Hyperscan has seen success in the Networks IPS/IDS (Intrusion Prevention/Detection System), application identification, and Next Generation Firewall spaces but can be used anywhere that requires Hyperscan’s strengths:

  1. Multiple pattern matching: Hyperscan can match from 1 to tens of thousands of regular expressions or fixed strings. Performance scales with pattern set size and pattern complexity.
  2. Streaming pattern matching: Hyperscan can be used in streaming mode, where patterns can be matched across any number of ‘stream writes’ with any amount of data, while holding only a fixed amount of stream state data. The amount of stream state data is dependent on the patterns but is fixed at pattern compile time.
  3. High-performance: generally Hyperscan is faster than alternative systems.

These strengths come with some gotchas, and some applications won’t find Hyperscan suitable right away (or perhaps at all):

  1. If you only want to use your pattern once on a small amount of data, the cost of the Hyperscan build might be too expensive to justify using Hyperscan.
  2. If you need features (e.g. sub-expression capture) or pattern constructs (e.g. back-references or arbitrary look around asserts) you may not be able to use Hyperscan (although we do have a pre-filter mode that can optimize some cases).

In the near future, we will be discussing in detail our implementation strategies in this blog.
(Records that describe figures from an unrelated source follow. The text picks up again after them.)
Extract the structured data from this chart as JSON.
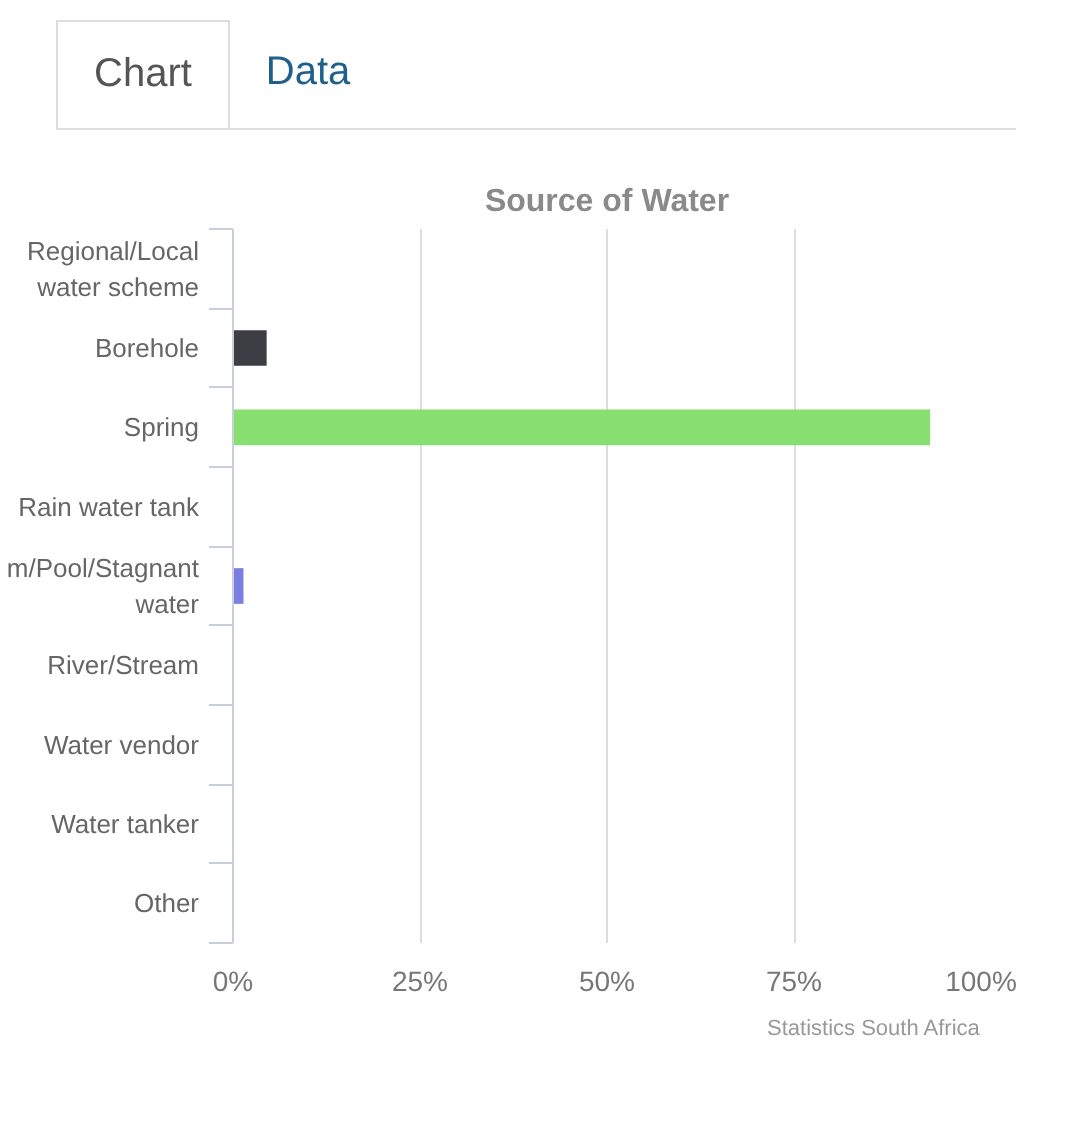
{
  "chart_data": {
    "type": "bar",
    "orientation": "horizontal",
    "title": "Source of Water",
    "categories": [
      "Regional/Local water scheme",
      "Borehole",
      "Spring",
      "Rain water tank",
      "m/Pool/Stagnant water",
      "River/Stream",
      "Water vendor",
      "Water tanker",
      "Other"
    ],
    "values": [
      0,
      4.5,
      93.2,
      0,
      1.4,
      0,
      0,
      0,
      0
    ],
    "colors": [
      "#88e070",
      "#3d3d44",
      "#88e070",
      "#88e070",
      "#7b7fe0",
      "#88e070",
      "#88e070",
      "#88e070",
      "#88e070"
    ],
    "xlim": [
      0,
      100
    ],
    "xticks": [
      {
        "value": 0,
        "label": "0%"
      },
      {
        "value": 25,
        "label": "25%"
      },
      {
        "value": 50,
        "label": "50%"
      },
      {
        "value": 75,
        "label": "75%"
      },
      {
        "value": 100,
        "label": "100%"
      }
    ],
    "grid": "x",
    "annotations": [
      "Chart",
      "Data",
      "Statistics South Africa"
    ]
  }
}
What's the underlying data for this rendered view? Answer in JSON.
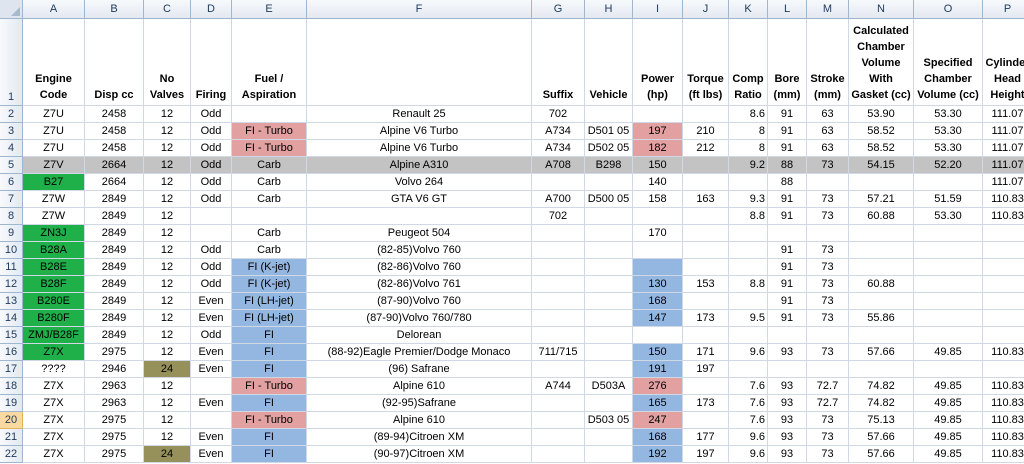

For now, regular expression aficionados should consider Hyperscan an “automata-based” regular expression matcher similar to Thompson’s NFA-based matcher, the tre project and Google’s RE2 (along with many others) as opposed to a “backtracking” matcher such as libpcre. Our implementation creates multiple communicating automata engines, including literal match, NFA, DFA and custom engines.

We use libpcre as a source of syntax and semantics, although our semantics as an “all matches” automata-based matcher mandates some differences to libpcre.

We’re releasing the full source code for the Hyperscan library with Hyperscan 4.0. We hope that some of our internal testing and QA tools can be released with subsequent releases – watch this space. We will maintain our traditional release cadence (around a release per quarter) with tested and supported releases and make finer-grain updates to the community source code repository as work is completed here at Intel.

We’re looking forward to sharing our knowledge about implementation of regular expressions and tuning for Intel Architecture, working with the community to both improve Hyperscan, and helping with integration of Hyperscan into other projects.

See you on the mailing list!

Geoff Langdale, Principal Engineer, Intel Corporation